There are different procedures for individual investors or small investing enterprises and larger multinational corporations. In this article we cover the basic steps in applying for an E-2 Investor visa at the U.S. Embassy in Paris.

Qualifying for E-2

Application for a Treaty Investor (E-2) visa is a two-step process. First, the U.S. business (the Enterprise) must qualify under the terms of U.S. law and regulation; second, the investor, or the employee (the Applicant) of the enterprise must apply for the visa to be placed in his/her passport.

The enterprise must meet the following conditions for E-2 status:

(a) The Enterprise must be majority-owned, as well as developed and directed by nationals of the Treaty Country.
  (b)   Individual employees must have the same nationality as the Enterprise to qualify.
  (c)   The Enterprise must be real and operating and the investment must be substantial.

Applicants who are employees of the enterprise must either:

(a) be going to the U.S. to work at an executive/managerial level on temporary basis
      Or
  (b)   be going to the U.S. to use their special skills which are (1) essential to the Company's operations in the United States and (2) not readily available in the U.S. labor market.

Submitting your E-2 visa application

Before submitting your application for an E-2 visa, you need to pay the application fee of 85 euros at any French post office (La Poste) and obtain a Mandat-Compte, account #2006L. You will be required to send the original postal receipt with the application.
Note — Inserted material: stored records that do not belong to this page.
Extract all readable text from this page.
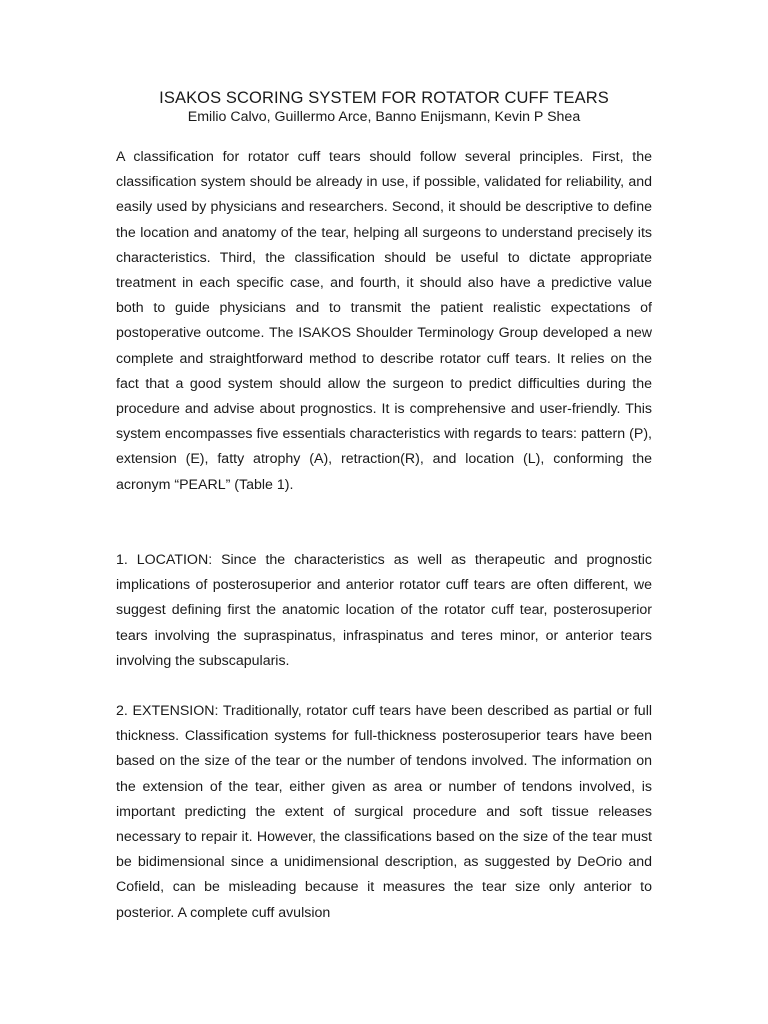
ISAKOS SCORING SYSTEM FOR ROTATOR CUFF TEARS

Emilio Calvo, Guillermo Arce, Banno Enijsmann, Kevin P Shea

A classification for rotator cuff tears should follow several principles. First, the classification system should be already in use, if possible, validated for reliability, and easily used by physicians and researchers. Second, it should be descriptive to define the location and anatomy of the tear, helping all surgeons to understand precisely its characteristics. Third, the classification should be useful to dictate appropriate treatment in each specific case, and fourth, it should also have a predictive value both to guide physicians and to transmit the patient realistic expectations of postoperative outcome. The ISAKOS Shoulder Terminology Group developed a new complete and straightforward method to describe rotator cuff tears. It relies on the fact that a good system should allow the surgeon to predict difficulties during the procedure and advise about prognostics. It is comprehensive and user-friendly. This system encompasses five essentials characteristics with regards to tears: pattern (P), extension (E), fatty atrophy (A), retraction(R), and location (L), conforming the acronym “PEARL” (Table 1).

1. LOCATION: Since the characteristics as well as therapeutic and prognostic implications of posterosuperior and anterior rotator cuff tears are often different, we suggest defining first the anatomic location of the rotator cuff tear, posterosuperior tears involving the supraspinatus, infraspinatus and teres minor, or anterior tears involving the subscapularis.

2. EXTENSION: Traditionally, rotator cuff tears have been described as partial or full thickness. Classification systems for full-thickness posterosuperior tears have been based on the size of the tear or the number of tendons involved. The information on the extension of the tear, either given as area or number of tendons involved, is important predicting the extent of surgical procedure and soft tissue releases necessary to repair it. However, the classifications based on the size of the tear must be bidimensional since a unidimensional description, as suggested by DeOrio and Cofield, can be misleading because it measures the tear size only anterior to posterior. A complete cuff avulsion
U.S. Embassy, Paris requires that E-2 applications must be submitted in a binder divided into sections clearly separated by lettered or numbered tabs. A cover letter from your attorney or representative may be included outside the binder.

Required format of E-2 applications

Tab A or 1 Form DS-156 nonimmigrant visa application, one 5X5 cm photograph and Form DS-157, if appropriate. The Mandat-Compte receipt for the application fee should be stapled to the back of the DS-156 application form.
Tab B or 2 Photocopy of data (photo) page of passport. This tab should also include photocopies of the applicant’s prior US visas, as applicable.
Tab C or 3 Form DS-156E. Contact information must include an e-mail address.
Tab D or 4 Cover letter describing the Enterprise and the beneficiary addressing all requirements for E visa eligibility. If the company has previously qualified for E-2 visa status, include the date and location of the initial qualification. The letter may also include a paragraph concerning the applicant’s unequivocal intent to depart the U.S. when E-2 status ends.
Tab E or 5

Proof of treaty country ownership and controlling interest in the Enterprise. Articles of Incorporation, Secretary of State certificates, Minutes of Board of Directors’ meetings showing who the officers are and the distribution of capital and other documents of this nature may be included.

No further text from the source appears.